William F. Chisolm, a former St. Paul’s student, married Mary Rogers, the niece of Reverend Muhlenberg, in 1848. The young couple moved into the stone mansion on the grounds of the old school (some sources claim the house was erected for them in 1848). The remaining campus buildings were used by residents of College Point, Strattonburg, and Flammersburg. The school chapel provided a place for religious services, the dormitories and outbuildings served as private residences, and the school building continued to function as a school for many years. Leseman’s Academy, Fuerst Instiute, Kyle’s Institute, Miss Clark’s Select School for Girls, and a nautical school all operated from the old seminary building, until it was demolished around the turn of the century.

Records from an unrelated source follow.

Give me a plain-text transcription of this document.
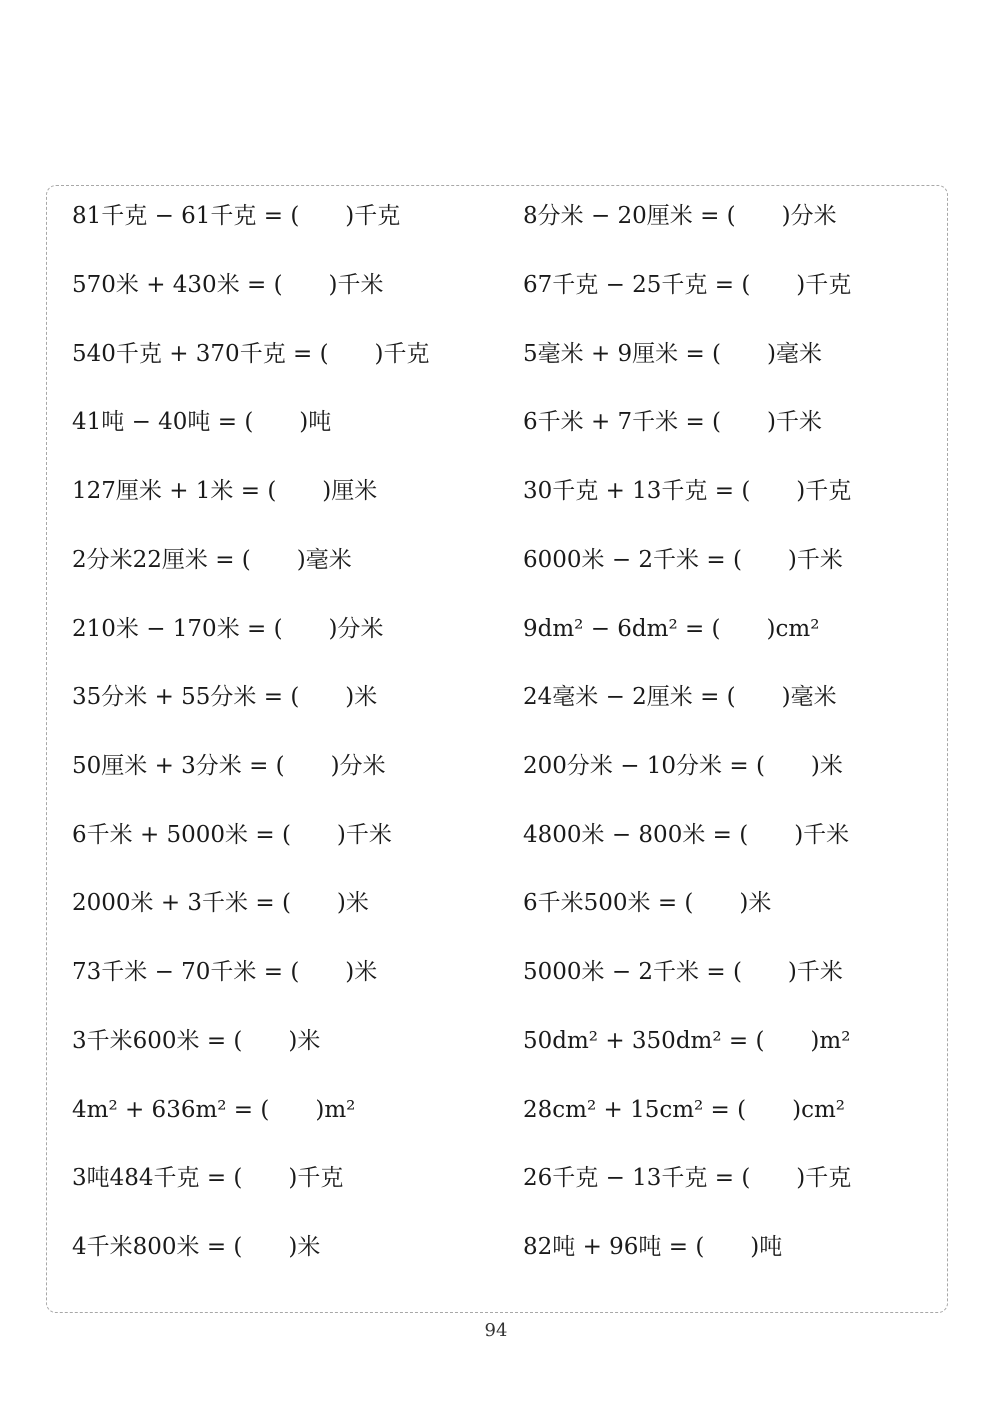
81千克 − 61千克 = (　　)千克
570米 + 430米 = (　　)千米
540千克 + 370千克 = (　　)千克
41吨 − 40吨 = (　　)吨
127厘米 + 1米 = (　　)厘米
2分米22厘米 = (　　)毫米
210米 − 170米 = (　　)分米
35分米 + 55分米 = (　　)米
50厘米 + 3分米 = (　　)分米
6千米 + 5000米 = (　　)千米
2000米 + 3千米 = (　　)米
73千米 − 70千米 = (　　)米
3千米600米 = (　　)米
4m² + 636m² = (　　)m²
3吨484千克 = (　　)千克
4千米800米 = (　　)米
8分米 − 20厘米 = (　　)分米
67千克 − 25千克 = (　　)千克
5毫米 + 9厘米 = (　　)毫米
6千米 + 7千米 = (　　)千米
30千克 + 13千克 = (　　)千克
6000米 − 2千米 = (　　)千米
9dm² − 6dm² = (　　)cm²
24毫米 − 2厘米 = (　　)毫米
200分米 − 10分米 = (　　)米
4800米 − 800米 = (　　)千米
6千米500米 = (　　)米
5000米 − 2千米 = (　　)千米
50dm² + 350dm² = (　　)m²
28cm² + 15cm² = (　　)cm²
26千克 − 13千克 = (　　)千克
82吨 + 96吨 = (　　)吨
94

In 1930 the City of New York acquired the mansion and its grounds for a public park. The Parks Department improved the property with a new playground, football field, roller skating rink, baseball diamond, and picnic grounds. Popular with picnickers, the waterfront property was known alternatively as Chisholm Park (a variant spelling of the Chisolm family’s name) and College Point Shore Front Park. Mayor Fiorello LaGuardia made the Chisolm mansion his summer City Hall in 1937, conducting his municipal business in July and August on the shores of the East River. The old mansion was razed between 1939 and 1941, and a flagpole marks the site.
In 1966 Mayor John V. Lindsay signed his first local law, which renamed the park for Hermon Atkins MacNeil (1866-1947), a College Point resident and nationally renowned sculptor. At the ceremony, the mayor was flanked by two College Point neighbors who had posed for MacNeil’s sculptures. Doris Doscher Baum served as the model for the artist’s most widely seen work: the Standing Liberty quarter, which was first minted in 1916. A local mailman, John E. Troesch posed for the memorial to Père Marquette which stands in Chicago’s West Park.
MacNeil’s sculptures can be seen in four of the five boroughs in New York City, including Washington as Commander-in-Chief at the base of the Washington Square Arch in Manhattan; a cast of his Sun Vow in the Pratt Institute in Brooklyn; the Flushing War Memorial in Queens; and four busts in the Hall of Fame of Great Americans at Bronx Community College. His other notable works include the figures on the eastern pediment of the Supreme Court Building in Washington D.C. and Out From Chaos Came the Dawn, which earned him the honor of being the first American to receive the Prix de Rome.